The media often report innovative, exciting education programs that engage kids in learning and hold them up as examples of what imposed standards cannot do. It is as if the public must choose between engaging learning and mastering facts. This strikes me as disingenuous. Creative, energetic teaching should be the goal of every teacher and every school. But so should meeting specific, testable standards.

An Ambitious Experiment

In an ideal world, statewide standards would not be necessary. Gifted educators who teach to every learning style would push every child to reach his or her potential. Competency tests would be superfluous because by the end of high school, every child would pass them. But here and now in Virginia, many children are underserved educationally and are graduating from high school unprepared for the demands of either college or the workplace. And even in well-served areas like the one in which I live, good teachers sometimes kid themselves into thinking that showing Pocahontas counts as teaching history. Tough, uniform standards give all schools a reason to improve the quality of all their students' education, not just the education of students enrolled in special programs.
As a parent, I see the SOL as an ambitious experiment, but not one that threatens disaster if it fails. If state officials won't fund summer programs and after-school tutoring in poorer areas, many schools won't see pass rates rise fast enough to retain their accreditation. But it seems obvious to me that if a large number of schools still can't meet the requirements after a few years, state officials will change them. They will have no other option.
Meanwhile, the students are getting the benefit of raised expectations. I want my daughters to see their high school diplomas as prizes won with effort, not as certificates of good attendance. I want them motivated by the challenge of a difficult program. I want them to take satisfaction in the dignity of hard work. I think that the SOL tests are good for them.

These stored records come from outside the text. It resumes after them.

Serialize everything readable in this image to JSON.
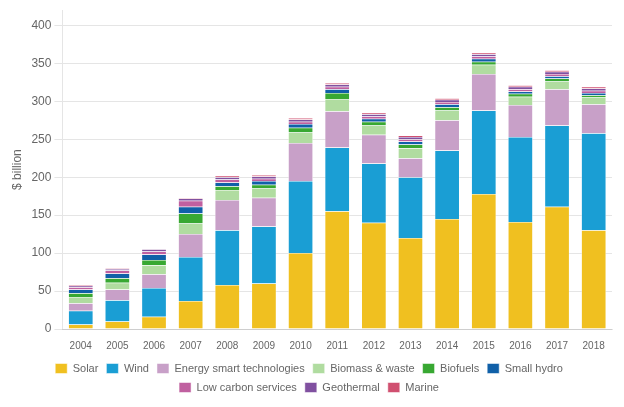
{
  "chart_data": {
    "type": "bar",
    "stacked": true,
    "ylabel": "$ billion",
    "categories": [
      2004,
      2005,
      2006,
      2007,
      2008,
      2009,
      2010,
      2011,
      2012,
      2013,
      2014,
      2015,
      2016,
      2017,
      2018
    ],
    "series": [
      {
        "name": "Solar",
        "color": "#f0c020",
        "values": [
          6,
          10,
          16,
          37,
          58,
          60,
          100,
          155,
          140,
          120,
          145,
          178,
          141,
          161,
          130
        ]
      },
      {
        "name": "Wind",
        "color": "#1a9ed4",
        "values": [
          18,
          28,
          38,
          58,
          72,
          75,
          95,
          84,
          78,
          80,
          90,
          110,
          112,
          107,
          128
        ]
      },
      {
        "name": "Energy smart technologies",
        "color": "#c8a0c8",
        "values": [
          10,
          14,
          18,
          30,
          40,
          38,
          50,
          48,
          38,
          25,
          40,
          48,
          42,
          48,
          38
        ]
      },
      {
        "name": "Biomass & waste",
        "color": "#b0dca0",
        "values": [
          8,
          9,
          12,
          14,
          13,
          12,
          14,
          16,
          12,
          13,
          13,
          12,
          11,
          10,
          9
        ]
      },
      {
        "name": "Biofuels",
        "color": "#38a832",
        "values": [
          5,
          6,
          7,
          13,
          5,
          5,
          6,
          8,
          5,
          5,
          4,
          4,
          4,
          4,
          3
        ]
      },
      {
        "name": "Small hydro",
        "color": "#1060a8",
        "values": [
          5,
          6,
          7,
          9,
          5,
          5,
          5,
          5,
          4,
          4,
          4,
          4,
          3,
          3,
          3
        ]
      },
      {
        "name": "Low carbon services",
        "color": "#c060a0",
        "values": [
          3,
          4,
          4,
          8,
          4,
          3,
          3,
          3,
          3,
          3,
          3,
          3,
          3,
          3,
          3
        ]
      },
      {
        "name": "Geothermal",
        "color": "#8050a0",
        "values": [
          2,
          2,
          3,
          3,
          3,
          3,
          3,
          3,
          3,
          3,
          3,
          3,
          3,
          3,
          3
        ]
      },
      {
        "name": "Marine",
        "color": "#d05070",
        "values": [
          1,
          1,
          1,
          1,
          2,
          2,
          2,
          2,
          2,
          2,
          2,
          2,
          2,
          2,
          2
        ]
      }
    ],
    "ylim": [
      0,
      420
    ],
    "yticks": [
      0,
      50,
      100,
      150,
      200,
      250,
      300,
      350,
      400
    ],
    "grid": true,
    "legend": "bottom"
  }
}
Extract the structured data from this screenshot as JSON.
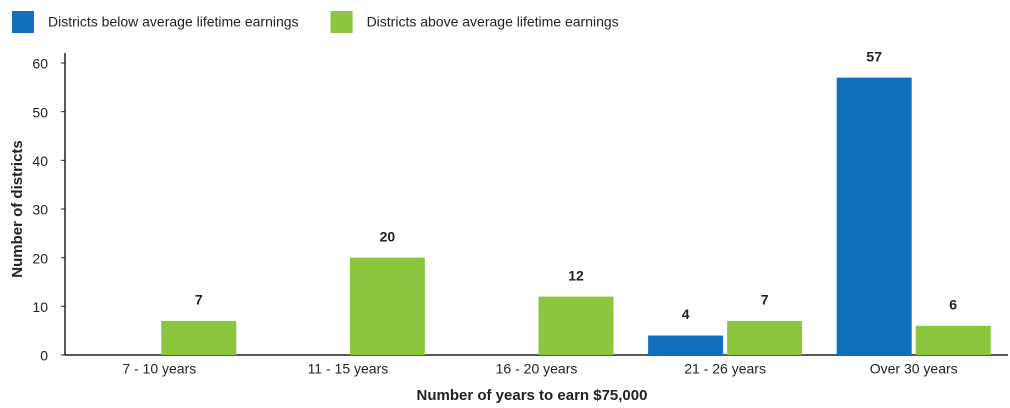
{
  "chart_data": {
    "type": "bar",
    "x_label": "Number of years to earn $75,000",
    "y_label": "Number of districts",
    "categories": [
      "7 - 10 years",
      "11 - 15 years",
      "16 - 20 years",
      "21 - 26 years",
      "Over 30 years"
    ],
    "series": [
      {
        "name": "Districts below average lifetime earnings",
        "color": "#1170bd",
        "values": [
          null,
          null,
          null,
          4,
          57
        ]
      },
      {
        "name": "Districts above average lifetime earnings",
        "color": "#8cc63f",
        "values": [
          7,
          20,
          12,
          7,
          6
        ]
      }
    ],
    "ylim": [
      0,
      60
    ],
    "yticks": [
      0,
      10,
      20,
      30,
      40,
      50,
      60
    ],
    "grid": false,
    "legend": "top-left"
  }
}
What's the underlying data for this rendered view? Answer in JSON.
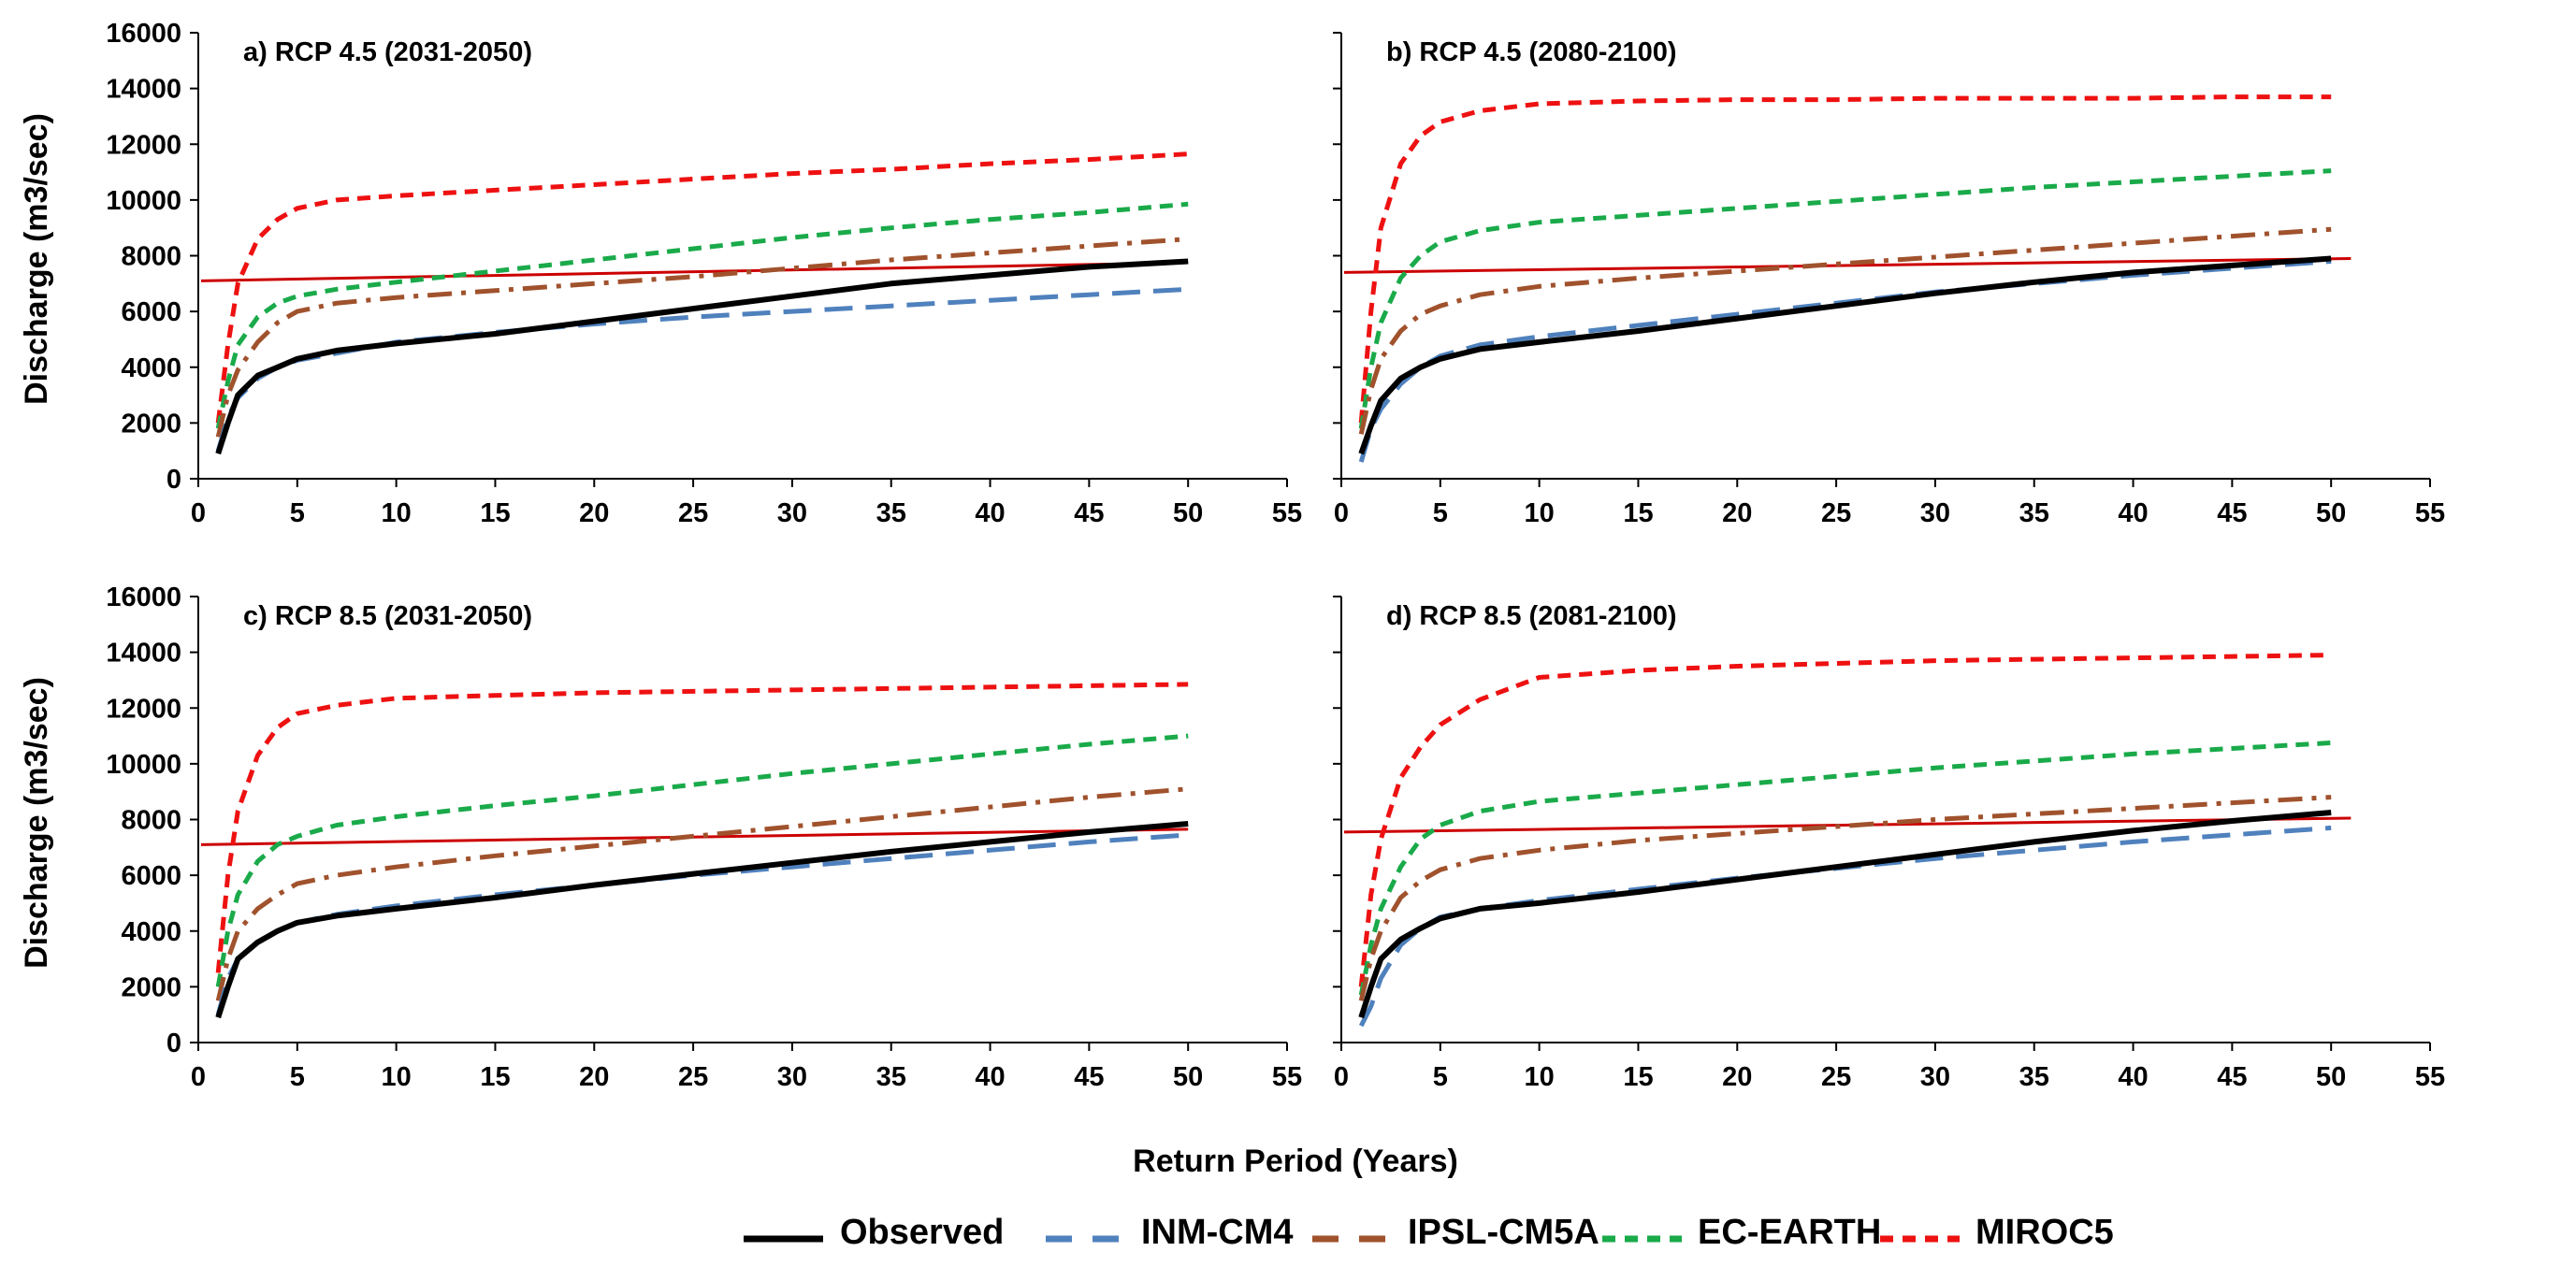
{
  "chart_data": {
    "type": "line",
    "xlabel": "Return Period (Years)",
    "ylabel": "Discharge (m3/sec)",
    "xlim": [
      0,
      55
    ],
    "ylim": [
      0,
      16000
    ],
    "x_ticks": [
      "0",
      "5",
      "10",
      "15",
      "20",
      "25",
      "30",
      "35",
      "40",
      "45",
      "50",
      "55"
    ],
    "y_ticks": [
      "0",
      "2000",
      "4000",
      "6000",
      "8000",
      "10000",
      "12000",
      "14000",
      "16000"
    ],
    "x": [
      1,
      1.5,
      2,
      3,
      4,
      5,
      7,
      10,
      15,
      20,
      25,
      30,
      35,
      40,
      45,
      50
    ],
    "legend": [
      {
        "name": "Observed",
        "color": "#000000",
        "style": "solid"
      },
      {
        "name": "INM-CM4",
        "color": "#4f81bd",
        "style": "dashed"
      },
      {
        "name": "IPSL-CM5A",
        "color": "#a0522d",
        "style": "dashdot"
      },
      {
        "name": "EC-EARTH",
        "color": "#1aaa4a",
        "style": "dashed"
      },
      {
        "name": "MIROC5",
        "color": "#ee1111",
        "style": "dashed"
      }
    ],
    "panels": [
      {
        "title": "a) RCP 4.5 (2031-2050)",
        "threshold": {
          "x": [
            0,
            50
          ],
          "y": [
            7100,
            7750
          ],
          "color": "#cc0000"
        },
        "series": [
          {
            "name": "Observed",
            "values": [
              900,
              2000,
              3000,
              3700,
              4000,
              4300,
              4600,
              4850,
              5200,
              5650,
              6100,
              6550,
              7000,
              7300,
              7600,
              7800
            ]
          },
          {
            "name": "INM-CM4",
            "values": [
              1000,
              2200,
              2900,
              3600,
              4000,
              4250,
              4500,
              4900,
              5250,
              5550,
              5800,
              6000,
              6200,
              6400,
              6600,
              6800
            ]
          },
          {
            "name": "IPSL-CM5A",
            "values": [
              1500,
              3000,
              3900,
              4900,
              5600,
              6000,
              6300,
              6500,
              6750,
              7000,
              7250,
              7550,
              7850,
              8100,
              8350,
              8600
            ]
          },
          {
            "name": "EC-EARTH",
            "values": [
              1800,
              3500,
              4800,
              5800,
              6300,
              6550,
              6800,
              7050,
              7450,
              7850,
              8250,
              8650,
              9000,
              9300,
              9550,
              9850
            ]
          },
          {
            "name": "MIROC5",
            "values": [
              2000,
              4800,
              7000,
              8600,
              9300,
              9700,
              10000,
              10150,
              10350,
              10550,
              10750,
              10950,
              11100,
              11300,
              11450,
              11650
            ]
          }
        ]
      },
      {
        "title": "b) RCP 4.5 (2080-2100)",
        "threshold": {
          "x": [
            0,
            51
          ],
          "y": [
            7400,
            7900
          ],
          "color": "#cc0000"
        },
        "series": [
          {
            "name": "Observed",
            "values": [
              900,
              1900,
              2800,
              3600,
              4000,
              4300,
              4650,
              4900,
              5300,
              5750,
              6200,
              6650,
              7050,
              7400,
              7650,
              7900
            ]
          },
          {
            "name": "INM-CM4",
            "values": [
              600,
              1800,
              2500,
              3400,
              4000,
              4400,
              4800,
              5100,
              5500,
              5900,
              6300,
              6700,
              7000,
              7300,
              7550,
              7800
            ]
          },
          {
            "name": "IPSL-CM5A",
            "values": [
              1600,
              3200,
              4300,
              5300,
              5900,
              6200,
              6600,
              6900,
              7200,
              7450,
              7700,
              7950,
              8200,
              8450,
              8700,
              8950
            ]
          },
          {
            "name": "EC-EARTH",
            "values": [
              1800,
              4000,
              5600,
              7200,
              8000,
              8500,
              8900,
              9200,
              9450,
              9700,
              9950,
              10200,
              10450,
              10650,
              10850,
              11050
            ]
          },
          {
            "name": "MIROC5",
            "values": [
              2000,
              6000,
              9000,
              11300,
              12300,
              12800,
              13200,
              13450,
              13550,
              13600,
              13600,
              13650,
              13650,
              13650,
              13700,
              13700
            ]
          }
        ]
      },
      {
        "title": "c) RCP 8.5 (2031-2050)",
        "threshold": {
          "x": [
            0,
            50
          ],
          "y": [
            7100,
            7650
          ],
          "color": "#cc0000"
        },
        "series": [
          {
            "name": "Observed",
            "values": [
              900,
              2000,
              3000,
              3600,
              4000,
              4300,
              4550,
              4800,
              5200,
              5650,
              6050,
              6450,
              6850,
              7200,
              7550,
              7850
            ]
          },
          {
            "name": "INM-CM4",
            "values": [
              1000,
              2300,
              3000,
              3600,
              4000,
              4300,
              4600,
              4900,
              5300,
              5650,
              6000,
              6300,
              6600,
              6900,
              7200,
              7450
            ]
          },
          {
            "name": "IPSL-CM5A",
            "values": [
              1500,
              3000,
              4000,
              4800,
              5300,
              5700,
              6000,
              6300,
              6700,
              7050,
              7400,
              7750,
              8100,
              8450,
              8800,
              9100
            ]
          },
          {
            "name": "EC-EARTH",
            "values": [
              2000,
              4000,
              5300,
              6500,
              7100,
              7400,
              7800,
              8100,
              8500,
              8850,
              9250,
              9650,
              10000,
              10350,
              10700,
              11000
            ]
          },
          {
            "name": "MIROC5",
            "values": [
              2500,
              6000,
              8300,
              10300,
              11300,
              11800,
              12100,
              12350,
              12450,
              12550,
              12600,
              12650,
              12700,
              12750,
              12800,
              12850
            ]
          }
        ]
      },
      {
        "title": "d) RCP 8.5 (2081-2100)",
        "threshold": {
          "x": [
            0,
            51
          ],
          "y": [
            7550,
            8050
          ],
          "color": "#cc0000"
        },
        "series": [
          {
            "name": "Observed",
            "values": [
              900,
              2000,
              3000,
              3700,
              4100,
              4450,
              4800,
              5000,
              5400,
              5850,
              6300,
              6750,
              7200,
              7600,
              7950,
              8250
            ]
          },
          {
            "name": "INM-CM4",
            "values": [
              600,
              1300,
              2300,
              3500,
              4100,
              4500,
              4800,
              5100,
              5500,
              5900,
              6250,
              6600,
              6900,
              7200,
              7450,
              7700
            ]
          },
          {
            "name": "IPSL-CM5A",
            "values": [
              1500,
              3000,
              4000,
              5200,
              5800,
              6200,
              6600,
              6900,
              7250,
              7500,
              7750,
              8000,
              8200,
              8400,
              8600,
              8800
            ]
          },
          {
            "name": "EC-EARTH",
            "values": [
              1700,
              3500,
              4800,
              6300,
              7300,
              7800,
              8300,
              8650,
              8950,
              9250,
              9550,
              9850,
              10100,
              10350,
              10550,
              10750
            ]
          },
          {
            "name": "MIROC5",
            "values": [
              2000,
              5300,
              7300,
              9500,
              10600,
              11400,
              12300,
              13100,
              13350,
              13500,
              13600,
              13700,
              13750,
              13800,
              13850,
              13900
            ]
          }
        ]
      }
    ]
  }
}
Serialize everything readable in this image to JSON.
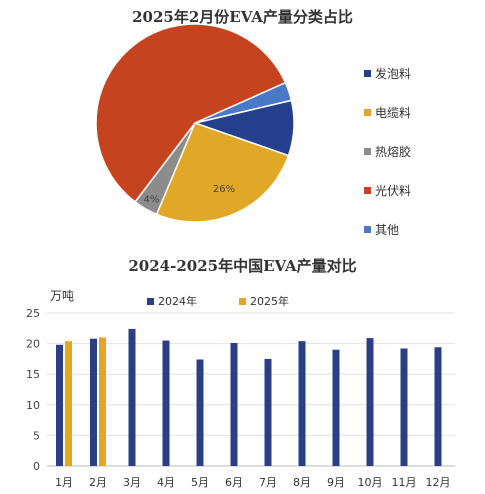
{
  "chart_data": [
    {
      "type": "pie",
      "title": "2025年2月份EVA产量分类占比",
      "legend_position": "right",
      "slices": [
        {
          "label": "发泡料",
          "value": 9,
          "color": "#243f8c",
          "data_label": ""
        },
        {
          "label": "电缆料",
          "value": 26,
          "color": "#e1a827",
          "data_label": "26%"
        },
        {
          "label": "热熔胶",
          "value": 4,
          "color": "#8c8c8c",
          "data_label": "4%"
        },
        {
          "label": "光伏料",
          "value": 58,
          "color": "#c5441f",
          "data_label": ""
        },
        {
          "label": "其他",
          "value": 3,
          "color": "#4a78c8",
          "data_label": ""
        }
      ]
    },
    {
      "type": "bar",
      "title": "2024-2025年中国EVA产量对比",
      "ylabel": "万吨",
      "ylim": [
        0,
        25
      ],
      "yticks": [
        "0",
        "5",
        "10",
        "15",
        "20",
        "25"
      ],
      "legend_position": "top",
      "grid": true,
      "categories": [
        "1月",
        "2月",
        "3月",
        "4月",
        "5月",
        "6月",
        "7月",
        "8月",
        "9月",
        "10月",
        "11月",
        "12月"
      ],
      "series": [
        {
          "name": "2024年",
          "color": "#2a3f86",
          "values": [
            19.8,
            20.8,
            22.4,
            20.5,
            17.4,
            20.1,
            17.5,
            20.4,
            19.0,
            20.9,
            19.2,
            19.4
          ]
        },
        {
          "name": "2025年",
          "color": "#e1a827",
          "values": [
            20.4,
            21.0,
            null,
            null,
            null,
            null,
            null,
            null,
            null,
            null,
            null,
            null
          ]
        }
      ]
    }
  ]
}
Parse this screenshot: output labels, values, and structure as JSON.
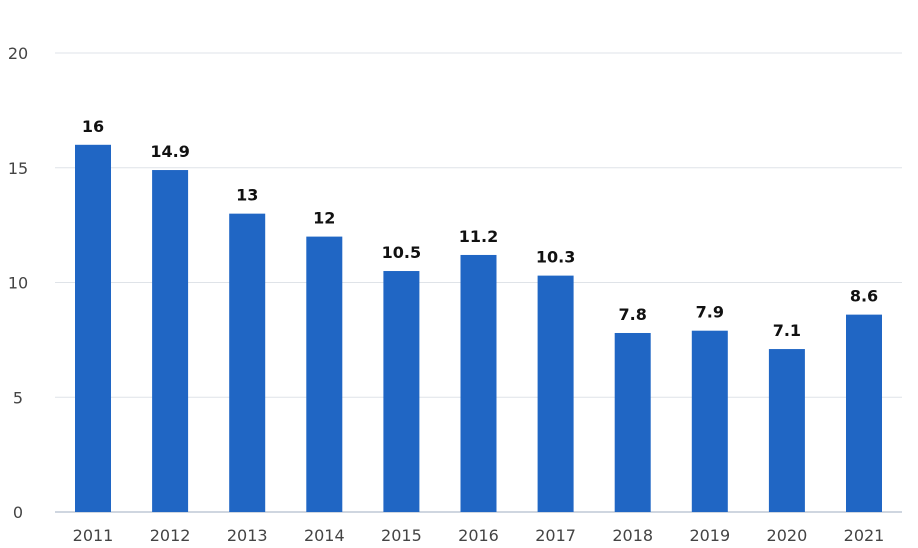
{
  "chart_data": {
    "type": "bar",
    "categories": [
      "2011",
      "2012",
      "2013",
      "2014",
      "2015",
      "2016",
      "2017",
      "2018",
      "2019",
      "2020",
      "2021"
    ],
    "values": [
      16,
      14.9,
      13,
      12,
      10.5,
      11.2,
      10.3,
      7.8,
      7.9,
      7.1,
      8.6
    ],
    "value_labels": [
      "16",
      "14.9",
      "13",
      "12",
      "10.5",
      "11.2",
      "10.3",
      "7.8",
      "7.9",
      "7.1",
      "8.6"
    ],
    "title": "",
    "xlabel": "",
    "ylabel": "",
    "ylim": [
      0,
      20
    ],
    "yticks": [
      "0",
      "5",
      "10",
      "15",
      "20"
    ],
    "grid": true,
    "legend": "none",
    "colors": {
      "bar": "#2066c4",
      "grid": "#dfe3e8",
      "tick_text": "#444444",
      "label_text": "#111111"
    }
  }
}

Yes, I'm a little worried about what happens to kids who can't make the grade. My younger daughter has a reading disability and difficulty with memory tasks, and she may struggle to meet academic standards. But I prefer that she and her teachers deal with it year by year, with the SOL tests as checkpoints, rather than see her get by and receive a meaningless diploma. Before the SOL, my younger daughter would have been one of the lucky ones: a student with a recognized disability, entitled to special services to keep her on track. In contrast, most low achievers simply got lost in the shuffle. By holding schools accountable, I hope that kids will receive intervention earlier. Thus, the SOL will mark not the end of innovative programs but, maybe, the start.
Every parent worries that his or her own kid won't make the grade. Parents want their children to learn, but even more, we want them to succeed. It is tempting to insist that schools promote them even when they haven't mastered the work, that they graduate even if their skills aren't adequate for college or a job. Then we blame the schools when our young adults fail. This happens now, and it isn't fair to the schools or the students. Parents—and teachers, too—want to protect their kids from failure. But to a student who tries, fails, tries again, and finally succeeds, there's no sweeter victory.
So who's afraid of high standards? Let's give them a chance and see what our students can do.